I awoke like many of you – exhausted, not only from the long days and nights of motherhood, but with a heaviness that could not be shook as I made coffee, found socks, and chose show-and-tell items.
My 2 year old is afraid of the dark. In the night, he scurries across the hall from his bed to mine, climbs in and is immediately calmed by the presence of his parents, the safety in our arms and the security of our warm blankets. Everything is immediately right in his world, and he drifts back to sleep secure in the knowledge that he is safe, warm and loved. I’m not a big fan of co-sleeping, to be honest. I soothe him. I tell him everything is OK, and that there is nothing to be afraid of. The truth is, I’m scared too. How can we celebrate, create magic, and smile when we know how much suffering is in the world around us? How can we create a wonderful childhood for our own children, when we know there are children suffering? Then I realized: It’s what mothers have always done. We soothe. We carry on. We tell our children not to be afraid of the dark, and that everything will be OK. Just as mothers around the world always have, and always will.
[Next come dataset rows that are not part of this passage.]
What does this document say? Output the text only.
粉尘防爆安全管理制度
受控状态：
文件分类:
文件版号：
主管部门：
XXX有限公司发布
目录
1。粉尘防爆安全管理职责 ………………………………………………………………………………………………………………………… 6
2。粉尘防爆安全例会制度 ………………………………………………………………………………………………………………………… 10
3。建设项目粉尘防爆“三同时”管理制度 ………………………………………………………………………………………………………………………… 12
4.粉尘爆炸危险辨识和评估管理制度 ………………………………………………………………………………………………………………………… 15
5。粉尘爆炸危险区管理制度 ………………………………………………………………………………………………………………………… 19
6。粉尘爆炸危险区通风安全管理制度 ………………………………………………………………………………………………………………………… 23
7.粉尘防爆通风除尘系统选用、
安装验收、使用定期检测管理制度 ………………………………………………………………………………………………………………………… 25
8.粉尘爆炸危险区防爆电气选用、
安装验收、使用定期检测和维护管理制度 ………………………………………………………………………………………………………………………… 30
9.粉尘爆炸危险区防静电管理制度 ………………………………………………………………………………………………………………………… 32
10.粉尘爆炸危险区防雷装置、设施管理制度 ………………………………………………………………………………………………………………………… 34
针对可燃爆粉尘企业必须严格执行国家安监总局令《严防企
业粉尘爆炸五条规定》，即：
A long time ago we all learned that there’s no Santa Claus. We found ourselves on the other side of the fence, as parents we were suddenly responsible for keeping the spirit alive. We may be cynical now, exhausted from the world around us, saddened by suffering. Do what you can. Donate what you will. Call you officials and take a stand. Teach your children your values. But, when striken with helplessness and saddened by suffering, do what mothers have always done.